IBM is shedding the company’s brick and mortar structure piece by piece to facilitate what the company sees as its new destiny. Commoditisation of semiconductor and hardware server content is seen as the motivation.
Margins in both businesses have decreased to the point where economies of scale must come into play – requiring ever-larger investments with ever decreasing margins draining capital away from the company’s core business strategy.
IBM announced that it is investing $3 Billion over five years on semiconductor research in a move to reassure its customer base that the company is continuing basic research to advance hardware and software technology indicating that the company will still be supporting high end research.
What’s not clear at this time:
- Number of people affected
- Timeframe
- Whether all semiconductor operations are included
- Power PC
- Intellectual Property
- Operating charges
We’ll be following up on details as they become available.
Update:
In a statement made this morning IBM will pay Globalfoundries Inc. $1.5 billion over the next three years to take over the company’s loss ridden semiconductor operation.

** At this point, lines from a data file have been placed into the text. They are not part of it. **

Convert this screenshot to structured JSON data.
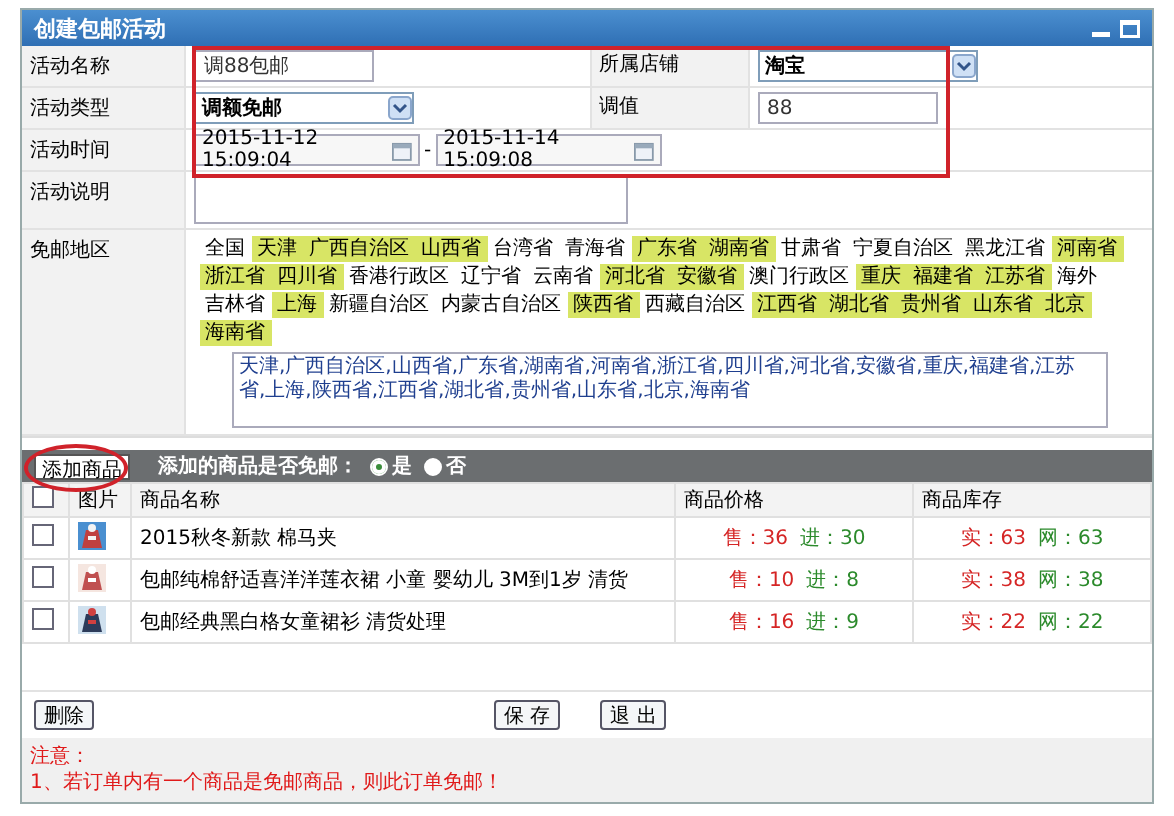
{
  "window": {
    "title": "创建包邮活动"
  },
  "activity_name": {
    "label": "活动名称",
    "value": "调88包邮"
  },
  "store": {
    "label": "所属店铺",
    "value": "淘宝"
  },
  "activity_type": {
    "label": "活动类型",
    "value": "调额免邮"
  },
  "threshold": {
    "label": "调值",
    "value": "88"
  },
  "activity_time": {
    "label": "活动时间",
    "start": "2015-11-12 15:09:04",
    "separator": "-",
    "end": "2015-11-14 15:09:08"
  },
  "description": {
    "label": "活动说明"
  },
  "free_regions": {
    "label": "免邮地区",
    "regions": [
      {
        "name": "全国",
        "selected": false
      },
      {
        "name": "天津",
        "selected": true
      },
      {
        "name": "广西自治区",
        "selected": true
      },
      {
        "name": "山西省",
        "selected": true
      },
      {
        "name": "台湾省",
        "selected": false
      },
      {
        "name": "青海省",
        "selected": false
      },
      {
        "name": "广东省",
        "selected": true
      },
      {
        "name": "湖南省",
        "selected": true
      },
      {
        "name": "甘肃省",
        "selected": false
      },
      {
        "name": "宁夏自治区",
        "selected": false
      },
      {
        "name": "黑龙江省",
        "selected": false
      },
      {
        "name": "河南省",
        "selected": true
      },
      {
        "name": "浙江省",
        "selected": true
      },
      {
        "name": "四川省",
        "selected": true
      },
      {
        "name": "香港行政区",
        "selected": false
      },
      {
        "name": "辽宁省",
        "selected": false
      },
      {
        "name": "云南省",
        "selected": false
      },
      {
        "name": "河北省",
        "selected": true
      },
      {
        "name": "安徽省",
        "selected": true
      },
      {
        "name": "澳门行政区",
        "selected": false
      },
      {
        "name": "重庆",
        "selected": true
      },
      {
        "name": "福建省",
        "selected": true
      },
      {
        "name": "江苏省",
        "selected": true
      },
      {
        "name": "海外",
        "selected": false
      },
      {
        "name": "吉林省",
        "selected": false
      },
      {
        "name": "上海",
        "selected": true
      },
      {
        "name": "新疆自治区",
        "selected": false
      },
      {
        "name": "内蒙古自治区",
        "selected": false
      },
      {
        "name": "陕西省",
        "selected": true
      },
      {
        "name": "西藏自治区",
        "selected": false
      },
      {
        "name": "江西省",
        "selected": true
      },
      {
        "name": "湖北省",
        "selected": true
      },
      {
        "name": "贵州省",
        "selected": true
      },
      {
        "name": "山东省",
        "selected": true
      },
      {
        "name": "北京",
        "selected": true
      },
      {
        "name": "海南省",
        "selected": true
      }
    ],
    "value": "天津,广西自治区,山西省,广东省,湖南省,河南省,浙江省,四川省,河北省,安徽省,重庆,福建省,江苏省,上海,陕西省,江西省,湖北省,贵州省,山东省,北京,海南省"
  },
  "products": {
    "add_button": "添加商品",
    "question": "添加的商品是否免邮：",
    "options": [
      {
        "label": "是",
        "selected": true
      },
      {
        "label": "否",
        "selected": false
      }
    ],
    "select_all_checked": false,
    "columns": [
      "图片",
      "商品名称",
      "商品价格",
      "商品库存"
    ],
    "rows": [
      {
        "checked": false,
        "name": "2015秋冬新款 棉马夹",
        "price": [
          {
            "kind": "sale",
            "text": "售：36"
          },
          {
            "kind": "cost",
            "text": "进：30"
          }
        ],
        "stock": [
          {
            "kind": "real",
            "text": "实：63"
          },
          {
            "kind": "online",
            "text": "网：63"
          }
        ]
      },
      {
        "checked": false,
        "name": "包邮纯棉舒适喜洋洋莲衣裙 小童 婴幼儿 3M到1岁 清货",
        "price": [
          {
            "kind": "sale",
            "text": "售：10"
          },
          {
            "kind": "cost",
            "text": "进：8"
          }
        ],
        "stock": [
          {
            "kind": "real",
            "text": "实：38"
          },
          {
            "kind": "online",
            "text": "网：38"
          }
        ]
      },
      {
        "checked": false,
        "name": "包邮经典黑白格女童裙衫 清货处理",
        "price": [
          {
            "kind": "sale",
            "text": "售：16"
          },
          {
            "kind": "cost",
            "text": "进：9"
          }
        ],
        "stock": [
          {
            "kind": "real",
            "text": "实：22"
          },
          {
            "kind": "online",
            "text": "网：22"
          }
        ]
      }
    ]
  },
  "buttons": {
    "delete": "删除",
    "save": "保 存",
    "exit": "退 出"
  },
  "notes": {
    "title": "注意：",
    "items": [
      "1、若订单内有一个商品是免邮商品，则此订单免邮！"
    ]
  }
}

Globalfoundries will become IBM’s exclusive server processor foundry for 22nm, 14nm and 10 nm server and Power processors for the next decade.
IBM will take a third-quarter pretax charge of $4.7 billion.
Job Retention
Globalfoundries will offer jobs to those affected in East Fishkill, New York and Essex Junction, Vermont. Workers at IBM’s commercial microelectronics business are also included in the offer.
Globalfoundries will gain access to IBM intellectual property and technologies related to IBM Microelectronics under the 10 year partnership agreement – making the foundry one of the largest semiconductor IP portfolios holders in the world.
Trusted Foundry
The U.S. Government has used IBM as a supplier as a “trusted foundry” supplier for decades. Globalfoundries is privately owned by United Arab Emirates company called Advanced Technology Investment Company, or ATIC, a subsidiary of the Emirate of Abu Dhabi.
There’s speculative agreement that Intel is the most likely candidate to take over the “trusted foundry” business from IBM.